Driving discoveries via collaboration
Modern scientific experiments are becoming increasingly complex, generating enormous datasets and requiring rapid decision making. To overcome these challenges, researchers at Brookhaven Lab are developing new artificial intelligence (AI) techniques that automate experiments, using capabilities like machine learning to drive experiments more efficiently. Looking toward the next generation of AI, Brookhaven is also creating new research facilities and capabilities that push AI beyond pure automation and towards collaboration with scientists, enabling more accurate experiments.

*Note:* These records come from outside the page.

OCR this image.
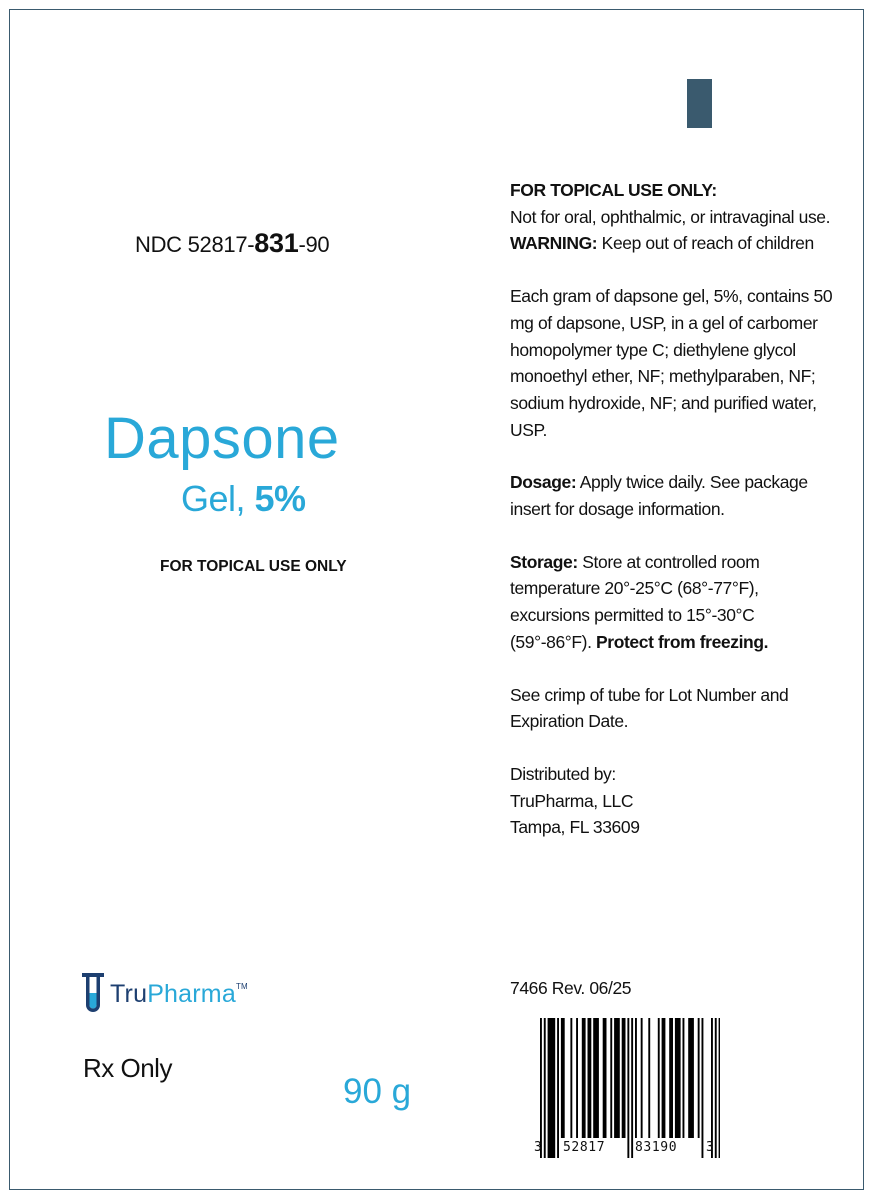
NDC 52817-831-90
Dapsone
Gel, 5%
FOR TOPICAL USE ONLY
TruPharma™
Rx Only
90 g

FOR TOPICAL USE ONLY:
Not for oral, ophthalmic, or intravaginal use.
WARNING: Keep out of reach of children

Each gram of dapsone gel, 5%, contains 50 mg of dapsone, USP, in a gel of carbomer homopolymer type C; diethylene glycol monoethyl ether, NF; methylparaben, NF; sodium hydroxide, NF; and purified water, USP.

Dosage: Apply twice daily. See package insert for dosage information.

Storage: Store at controlled room temperature 20°-25°C (68°-77°F), excursions permitted to 15°-30°C (59°-86°F). Protect from freezing.

See crimp of tube for Lot Number and Expiration Date.

Distributed by:
TruPharma, LLC
Tampa, FL 33609

7466 Rev. 06/25
3 52817 83190 3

Machine learning is a form of AI in which computers learn by gaining experience rather than being programmed. Computers running on machine learning algorithms process and organize large datasets, automatically improving their ability to perform tasks without human intervention over time. Scientists are leveraging and developing new machine learning techniques to make discoveries in all areas of the Lab’s research, from materials science to medicine.
Automated experiments enabled by AI are increasing the rates of data collection and analysis, but scientists envision the next generation of AI systems as a more collaborative experience, integrating humans into the decision-making process and increasing experimental accuracy. In order to realize this goal of human-machine collaborations, scientists and AI systems need better access to real-time experimental information. Brookhaven is expanding its research on AI and applied math across the Lab’s divisions to enable the delivery of this information.
Brookhaven is integrating AI computing capabilities into accelerators, detectors, and sensors across the Lab’s research facilities, including the upcoming Electron-Ion Collider and other new experiments. By creating the potential for analyzing data at their source, Brookhaven aims to optimize machine performance and more efficiently steer complex experiments.